Berita Sumut
Gubernur Edy Sebut BPK Soroti 7 Poin Laporan Keuangan Sumut, Termasuk Dana BOS dan Perjalanan Dinas
Edy Rahmayadi mengatakan, ada tujuh poin yang menjadi perhatian dari BPK dalam laporan keuangan Pemprov Sumut tahun anggaran sebelumnya.
TRIBUN-MEDAN.com, MEDAN - Gubernur Sumatera Utara, Edy Rahmayadi menyerahkan Laporan Keuangan Pemerintah Daerah (LKPD) unaudited tahun anggaran 2022 kepada Badan Pemeriksa Keuangan (BPK) RI Perwakilan Provinsi Sumut.
Edy Rahmayadi mengatakan, ada tujuh poin yang menjadi perhatian dari BPK dalam laporan keuangan Pemprov Sumut tahun anggaran sebelumnya.
Baca juga: Indonesia Dicoret Jadi Tuan Rumah Piala Dunia, Edy Rahmayadi Singgung Soal Politik
"Tahun ini menjadi perhatian Pemprov untuk disempurnakan, antara lain perjalanan dinas, kualitas infastruktur, air, BOS, dan masalah kesehatan. Setelah ini akan diaudit kembali kita lihat mana-mana yang belum sempurna akan kita sempurnakan. Yang pastinya semua berjalan dengan baik dan harus dikoordinasikan secara ketat," ujar Edy Rahmayadi, Sabtu (1/4/2023).
Edy berharap Pemprov Sumut kembali meraih opini WTP untuk kesembilan kalinya.
Disebutkan Edy, penyerahkan Laporan Keuangan Pemerintah Daerah LKPD unaudited tahun anggaran 2022 kepada Badan Pemeriksa Keuangan BPK RI Perwakilan Provinsi Sumut merupakan kewajiban Pemda yang harus diserahkan pada triwulan pertama setiap tahunnya atau paling lambat akhir Maret.
"Ini memang suatu kewajiban yang sudah diatur waktunya dan berakhir tanggal 1 April," katanya.
Sementara Kepala Perwakilan BPK RI Perwakilan Provinsi Sumut Eydu Oktain Panjaitan mengatakan, dengan diserahkannya LKPD ini maka BPK akan langsung melakukan pemeriksaan pertanggungjawaban keuangan Pemprov Sumut tahun anggaran 2022, mulai dari APBD, termasuk barang atau aset yang dimiliki Pemprov.
Baca juga: Orasi di Kantor Gubernur, Petani di Lahan Sport Center Teriaki Edy Rahmayadi Pembohong dan Penipu
Terkait tujuh fokus perhatian yang perlu disempurnakan dalam LKPD Pemprov, menurut Eydu semuanya diperiksa secara rinci dan terurai dalam hasil audit yang akan diserahkan paling lambat dua bulan setelah LKPD diserahkan.

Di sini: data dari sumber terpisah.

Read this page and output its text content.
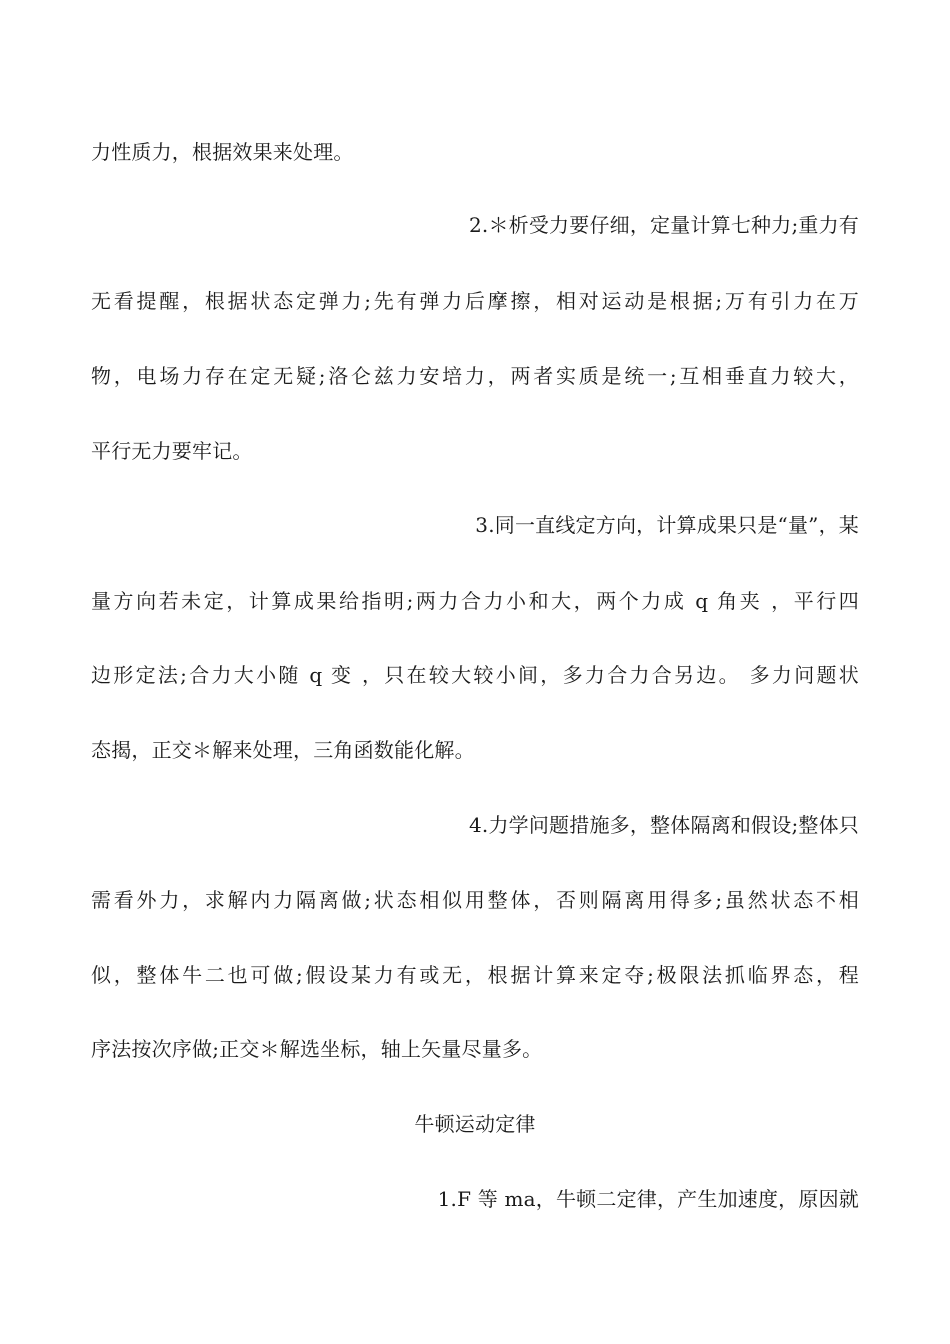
力性质力，根据效果来处理。
2.＊析受力要仔细，定量计算七种力;重力有
无看提醒，根据状态定弹力;先有弹力后摩擦，相对运动是根据;万有引力在万
物，电场力存在定无疑;洛仑兹力安培力，两者实质是统一;互相垂直力较大，
平行无力要牢记。
3.同一直线定方向，计算成果只是“量”，某
量方向若未定，计算成果给指明;两力合力小和大，两个力成 q 角夹 ，平行四
边形定法;合力大小随 q 变 ，只在较大较小间，多力合力合另边。 多力问题状
态揭，正交＊解来处理，三角函数能化解。
4.力学问题措施多，整体隔离和假设;整体只
需看外力，求解内力隔离做;状态相似用整体，否则隔离用得多;虽然状态不相
似，整体牛二也可做;假设某力有或无，根据计算来定夺;极限法抓临界态，程
序法按次序做;正交＊解选坐标，轴上矢量尽量多。
牛顿运动定律
1.F 等 ma，牛顿二定律，产生加速度，原因就
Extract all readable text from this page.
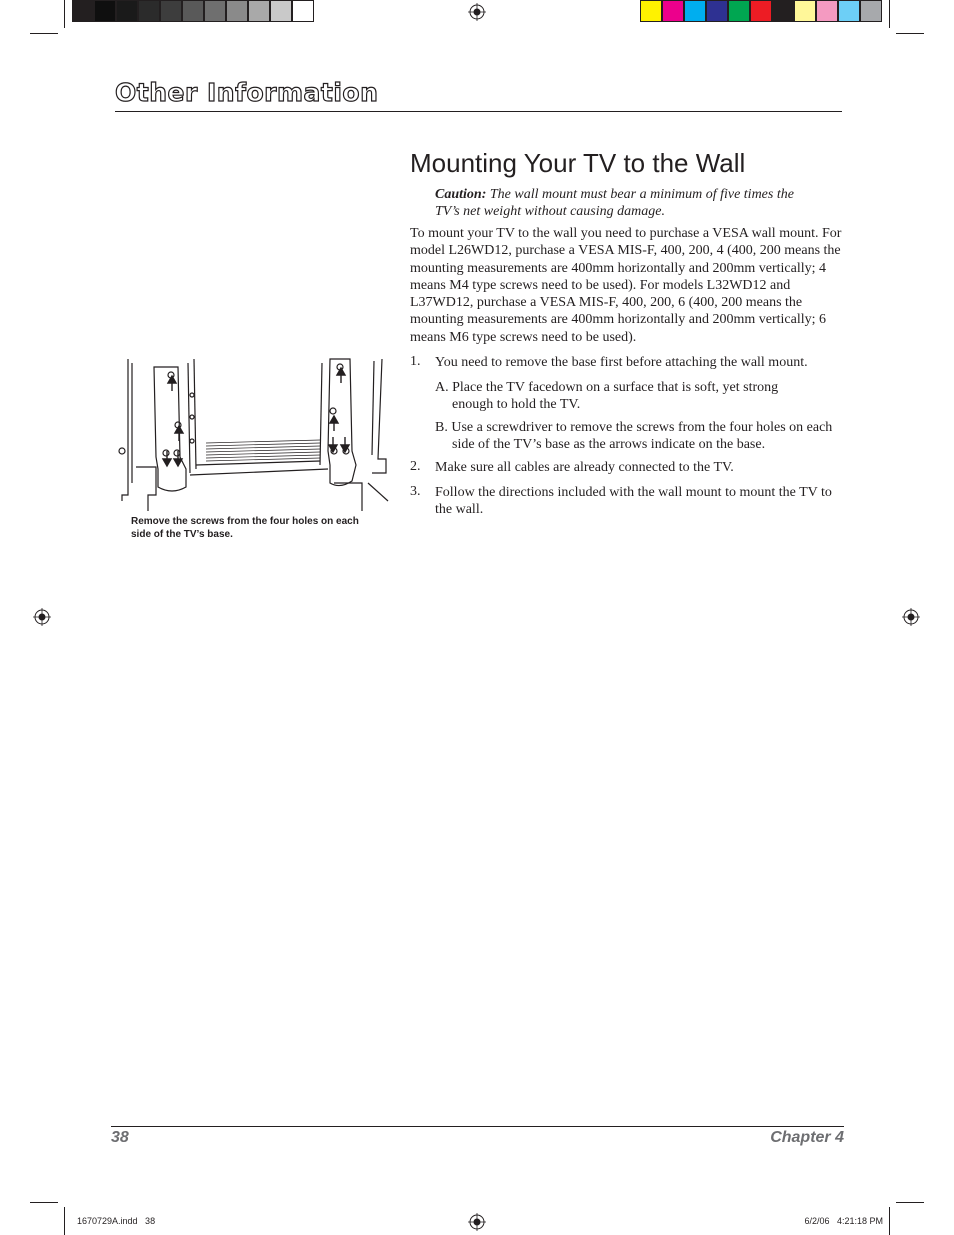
Other Information
Mounting Your TV to the Wall
Caution: The wall mount must bear a minimum of five times the TV’s net weight without causing damage.
To mount your TV to the wall you need to purchase a VESA wall mount. For model L26WD12, purchase a VESA MIS-F, 400, 200, 4 (400, 200 means the mounting measurements are 400mm horizontally and 200mm vertically; 4 means M4 type screws need to be used). For models L32WD12 and L37WD12, purchase a VESA MIS-F, 400, 200, 6 (400, 200 means the mounting measurements are 400mm horizontally and 200mm vertically; 6 means M6 type screws need to be used).
1. You need to remove the base first before attaching the wall mount.
A. Place the TV facedown on a surface that is soft, yet strong enough to hold the TV.
B. Use a screwdriver to remove the screws from the four holes on each side of the TV’s base as the arrows indicate on the base.
2. Make sure all cables are already connected to the TV.
3. Follow the directions included with the wall mount to mount the TV to the wall.
Remove the screws from the four holes on each side of the TV’s base.
38	Chapter 4
1670729A.indd   38	6/2/06   4:21:18 PM
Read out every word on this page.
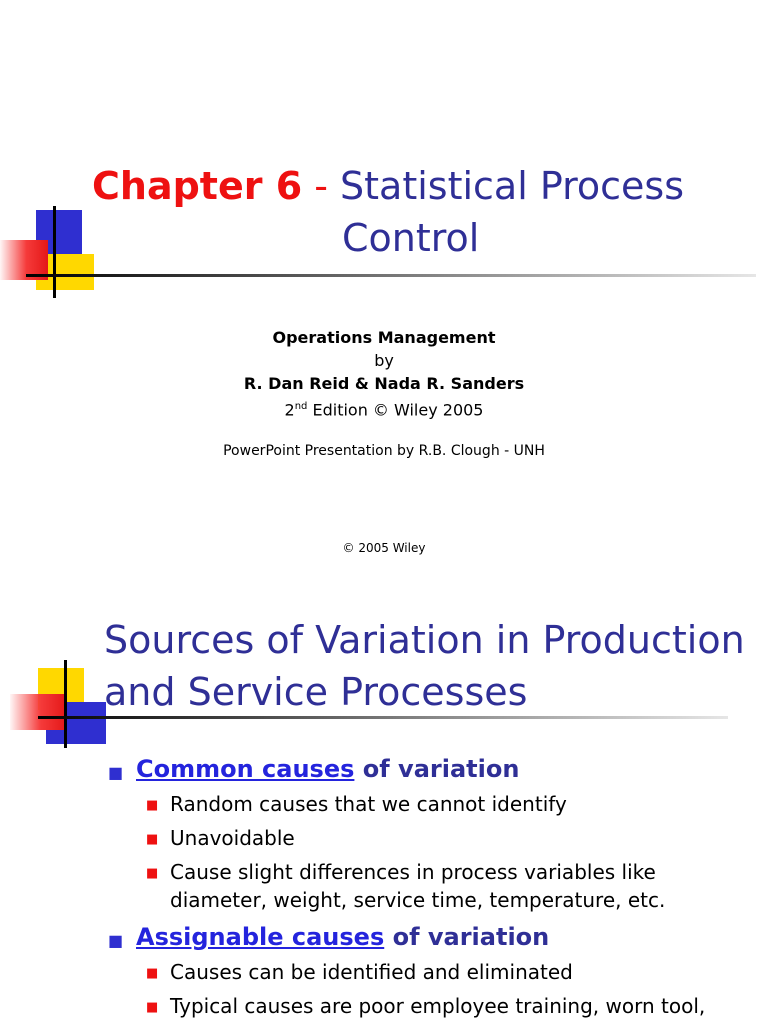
Chapter 6 - Statistical Process
Control
Operations Management
by
R. Dan Reid & Nada R. Sanders
2nd Edition © Wiley 2005
PowerPoint Presentation by R.B. Clough - UNH
© 2005 Wiley
Sources of Variation in Production
and Service Processes
■ Common causes of variation
■ Random causes that we cannot identify
■ Unavoidable
■ Cause slight differences in process variables like diameter, weight, service time, temperature, etc.
■ Assignable causes of variation
■ Causes can be identified and eliminated
■ Typical causes are poor employee training, worn tool,
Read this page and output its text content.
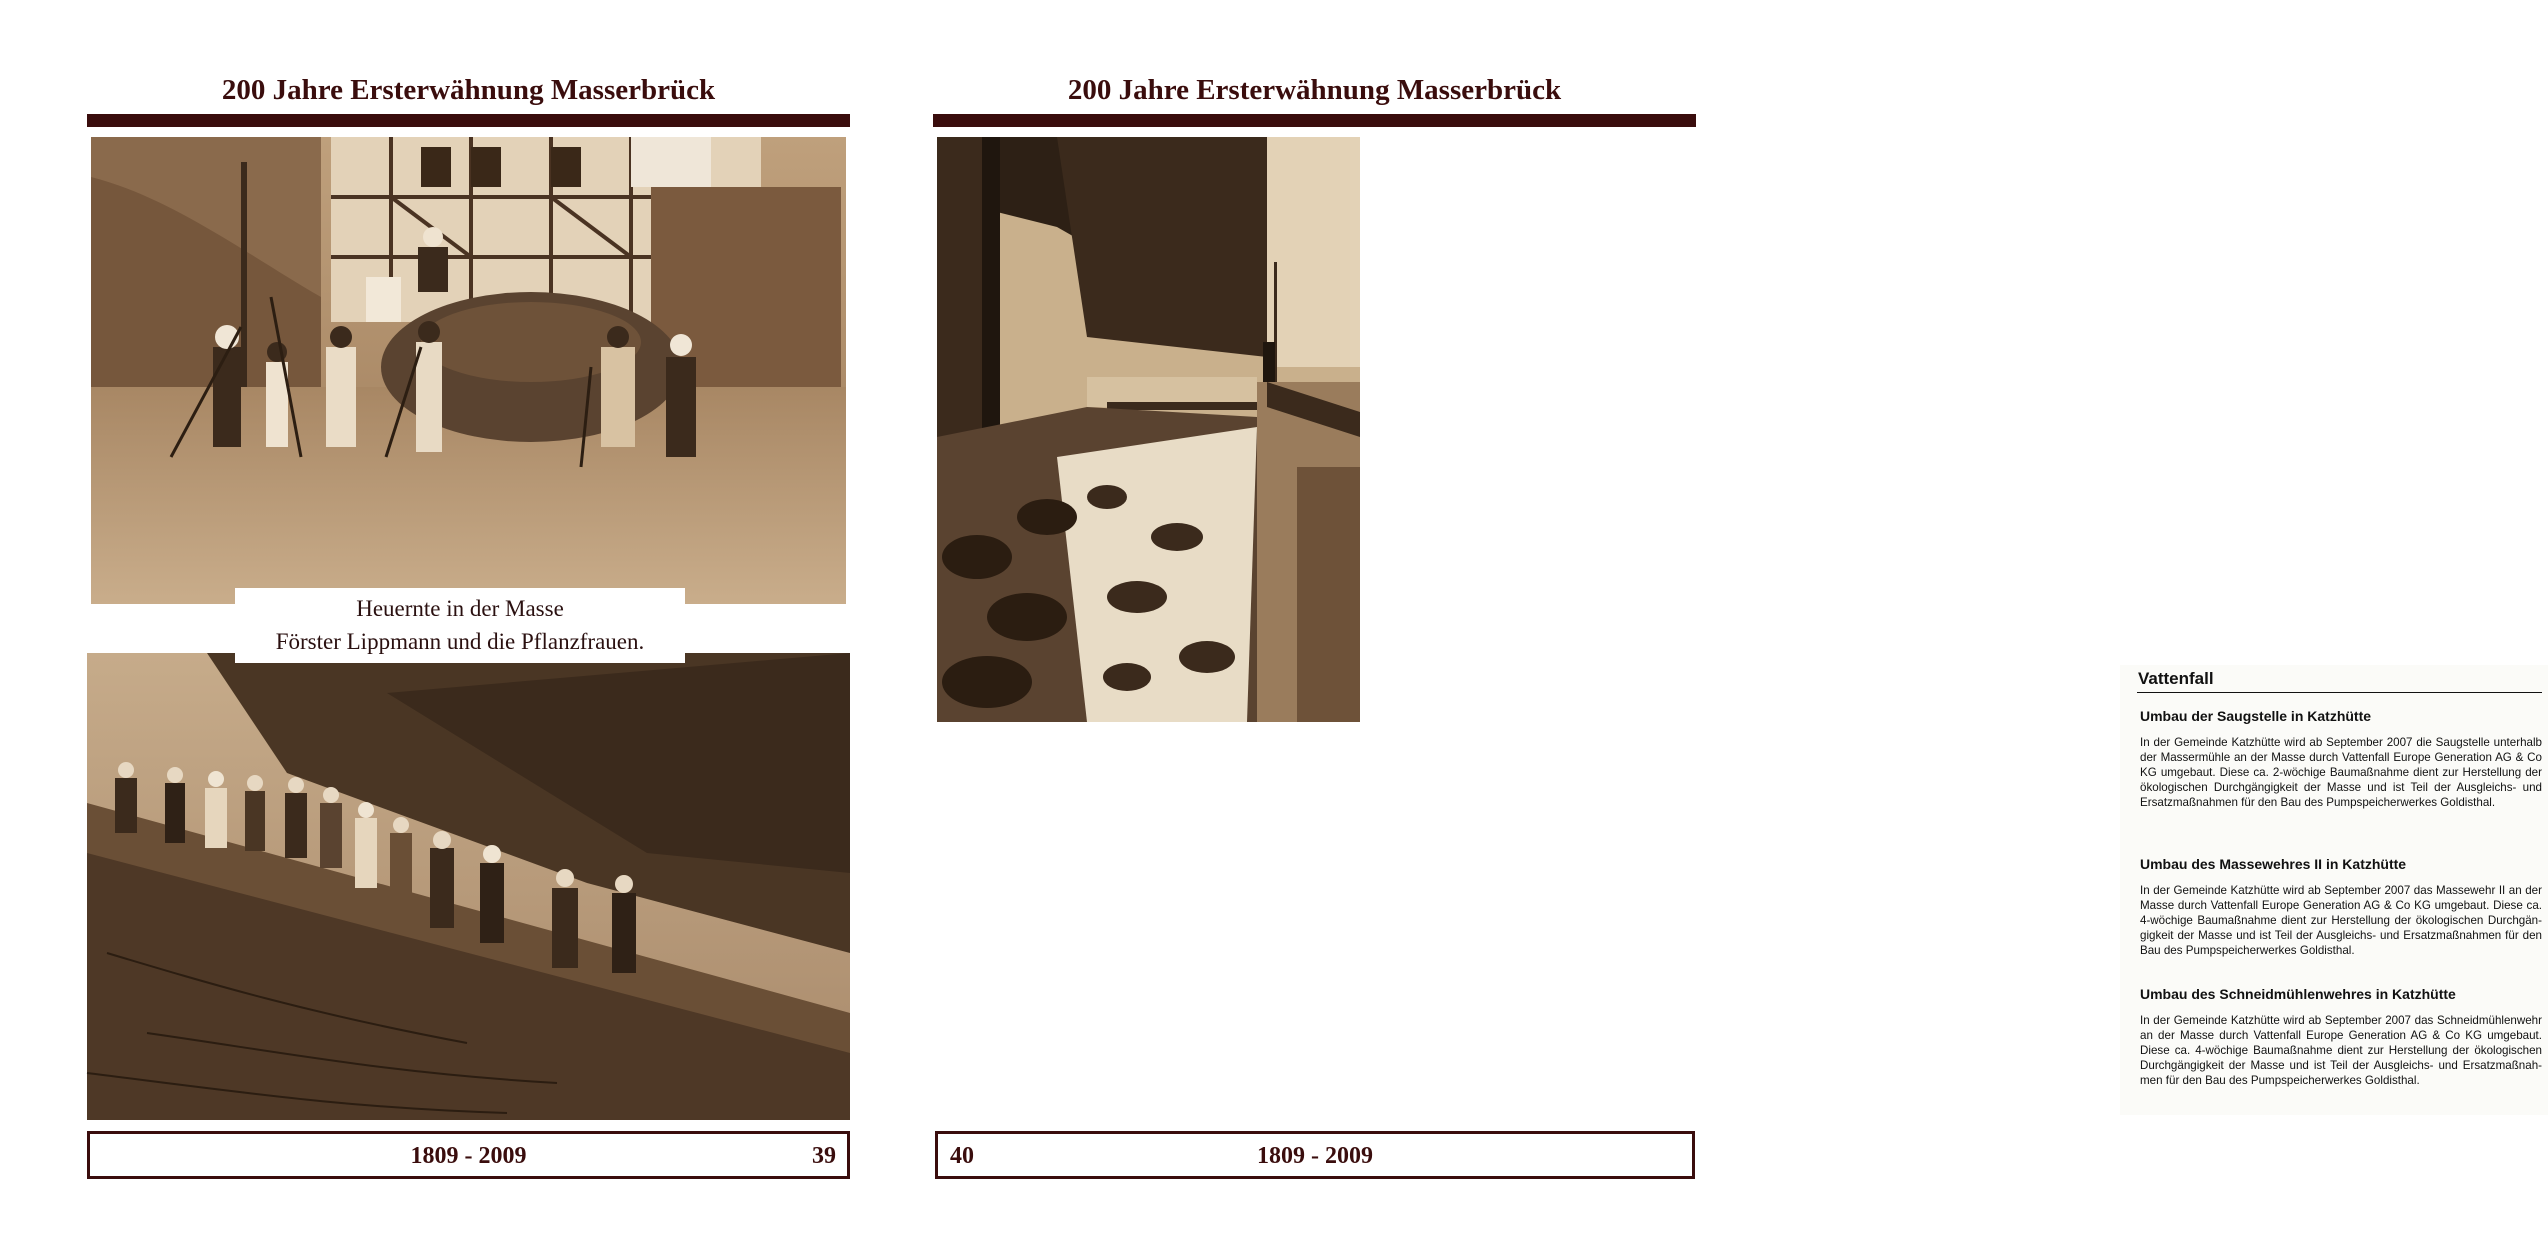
200 Jahre Ersterwähnung Masserbrück
Heuernte in der Masse
Förster Lippmann und die Pflanzfrauen.
1809 - 2009	39
200 Jahre Ersterwähnung Masserbrück
Vattenfall
Umbau der Saugstelle in Katzhütte
In der Gemeinde Katzhütte wird ab September 2007 die Saugstelle unterhalb der Massermühle an der Masse durch Vattenfall Europe Generation AG & Co KG umgebaut. Diese ca. 2-wöchige Baumaßnahme dient zur Herstellung der ökologischen Durchgängigkeit der Masse und ist Teil der Ausgleichs- und Ersatzmaßnahmen für den Bau des Pumpspeicherwerkes Goldisthal.
Umbau des Massewehres II in Katzhütte
In der Gemeinde Katzhütte wird ab September 2007 das Massewehr II an der Masse durch Vattenfall Europe Generation AG & Co KG umgebaut. Diese ca. 4-wöchige Baumaßnahme dient zur Herstellung der ökologischen Durchgän-gigkeit der Masse und ist Teil der Ausgleichs- und Ersatzmaßnahmen für den Bau des Pumpspeicherwerkes Goldisthal.
Umbau des Schneidmühlenwehres in Katzhütte
In der Gemeinde Katzhütte wird ab September 2007 das Schneidmühlenwehr an der Masse durch Vattenfall Europe Generation AG & Co KG umgebaut. Diese ca. 4-wöchige Baumaßnahme dient zur Herstellung der ökologischen Durchgängigkeit der Masse und ist Teil der Ausgleichs- und Ersatzmaßnah-men für den Bau des Pumpspeicherwerkes Goldisthal.
1809 - 2009
40
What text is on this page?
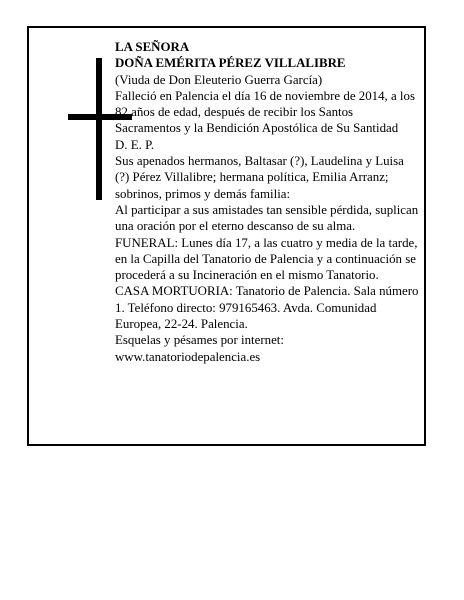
LA SEÑORA

DOÑA EMÉRITA PÉREZ VILLALIBRE

(Viuda de Don Eleuterio Guerra García)

Falleció en Palencia el día 16 de noviembre de 2014, a los 82 años de edad, después de recibir los Santos Sacramentos y la Bendición Apostólica de Su Santidad

D. E. P.

Sus apenados hermanos, Baltasar (?), Laudelina y Luisa (?) Pérez Villalibre; hermana política, Emilia Arranz; sobrinos, primos y demás familia:

Al participar a sus amistades tan sensible pérdida, suplican una oración por el eterno descanso de su alma.

FUNERAL: Lunes día 17, a las cuatro y media de la tarde, en la Capilla del Tanatorio de Palencia y a continuación se procederá a su Incineración en el mismo Tanatorio.

CASA MORTUORIA: Tanatorio de Palencia. Sala número 1. Teléfono directo: 979165463. Avda. Comunidad Europea, 22-24. Palencia.

Esquelas y pésames por internet:

www.tanatoriodepalencia.es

"Dari 34 pemerintah daerah di Sumut, ada 4 pemda yang menyerahkan LKPD dua hari menjelang masa akhir penyerahan, selain Pemprov, ada Pemko Binjai, Simalungun, dan Karo. Sementara satu Pemda lagi baru akan menyerahkan LKPD besok atau hari terakhir penyerahan yakni Pemkab Palas," pungkasnya.
(cr14/tribun-medan.com)
:quality(30):format(webp):focal(0.5x0.5:0.5x0.5)/medan/foto/bank/originals/Gubernur-Sumatra-Utara-Edy-Rahmayadi-sas.jpg)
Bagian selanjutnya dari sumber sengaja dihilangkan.